At any rate, when I look back on my Amherst years, and I have often, I hold them as a defining time for me in two key ways. The first is grounded in the old core curriculum. The curriculum gave us a foundation of general skills and appreciation that I frankly don't see in people who have experienced the "salad bar" approach to education which succeeded it. Most importantly, it forced me to confront my weaknesses as well as play to my strengths. One of the great lessons of my life has been how to create strength from actively balancing strength and weakness - from being a continually "incomplete" person. I really believe that people who can do this have a true advantage over those who only do what they do well. The second defining thing I found at Amherst was my relationship with my wife, Peggy (Smith '69). We have been through good and bad together; we will celebrate our twenty-fifth anniversary in August.
In between, I stayed on my original plan for a while and got my Ph.D. from Harvard, History of Science, in 1973. I stayed on to teach at Harvard but found the work unfulfilling after a couple of years and drifted over to the business faculty and from there into consulting. I got an MBA from Harvard in 1980, a couple of years after Peggy got hers. After stints with the Boston Consulting Group, Arthur D. little, and a sojourn doing "real" work for Equifax, I am now a vice president with esc Index responsible for our financial service practice. I love the work. Everything that I enjoyed in teaching is there in terms of moving people's thinking, both clients and training our new consultants, with the added stimulus of helping organizations take real actions to create significant results.
So, I can happily say that work is satisfying. However, the real core of my being has always been with my family .Along the way, Peggy and I have had four children, Andrew 16, Brian 11, Brendon 9, and Nora 5. We live in Concord, Mass. The lives of the kids seem to define our role in the town. Over the years, I have coached over twenty town soccer teams and now, minimal jock me, I've even been "promoted" to a league coordinator organizing teams. Andrew, Brian, and starting next year Brendon, have gone to a boy's school in town, the Fenn School, and so I find myself a trustee. Peggy's activities have developed apace around school and town organizations. In addition the activities of four kids, despite au pairs, made us decide that she needed to work out of our home–Peggy now is a writer of business articles ; along with a constant flow of article, her first book is due out in early 1994, from the Harvard Business School Press and in conjunction with The Economist.

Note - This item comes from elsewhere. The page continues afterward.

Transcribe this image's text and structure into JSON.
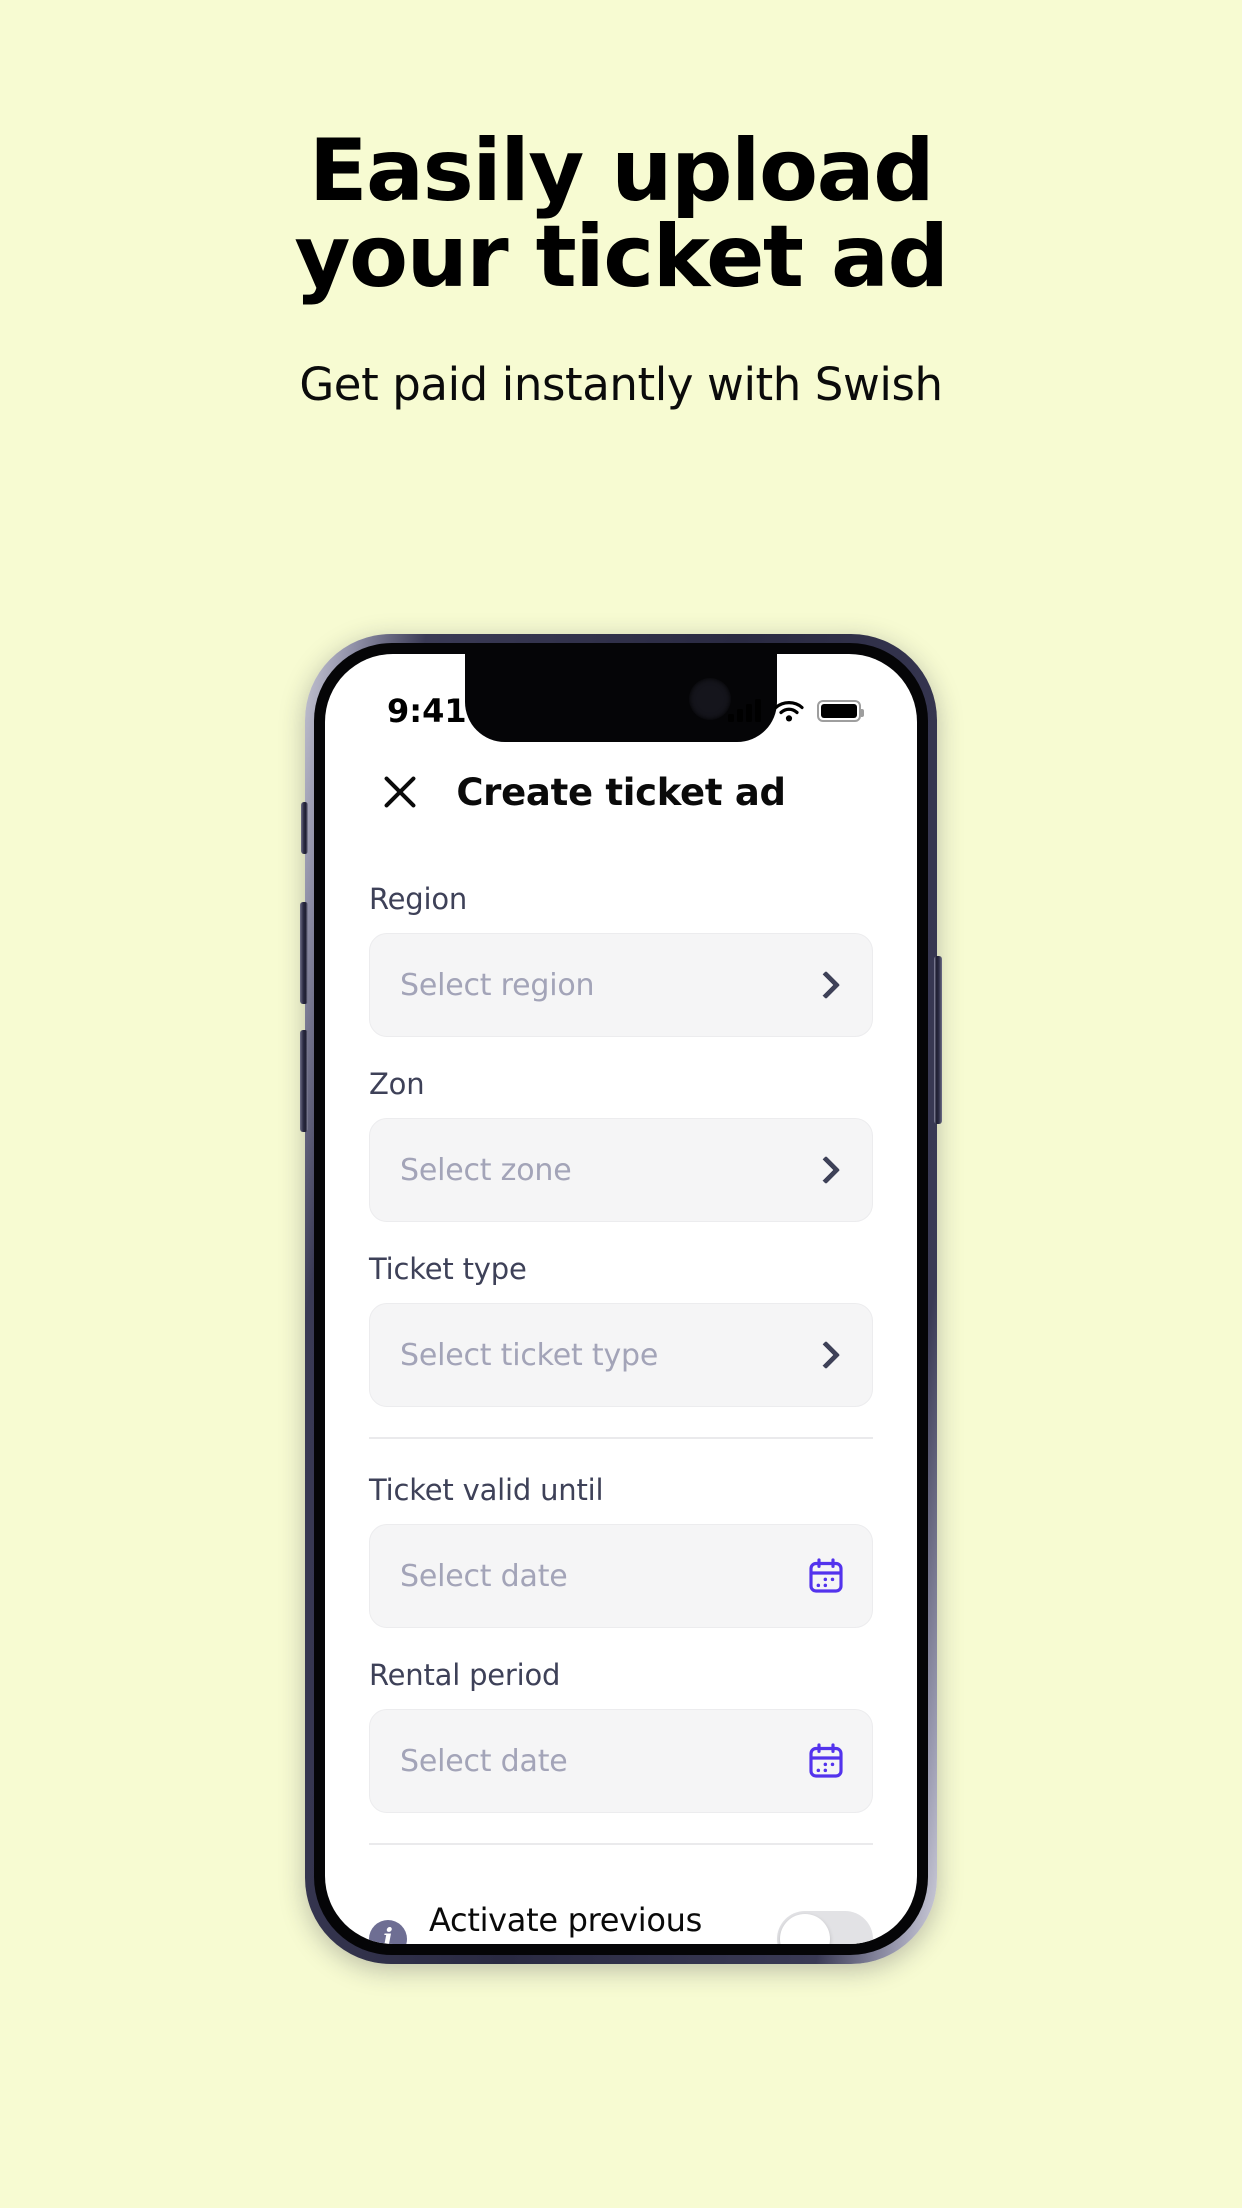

Looking back over twenty-five years, one obvious truth that continually hits me is that be it either participating in your kids growing up or finding satisfaction from your work, you never get time back. Trade-offs made between family, work, personal activities, are irrevocable. Overall I am happy where I have come. My only regrets are some episodes where I equivocated and did not commit my time purposefully or to full advantage. Looking ahead, I intend to avoid such equivocations. I know my life priorities and intend to focus on them.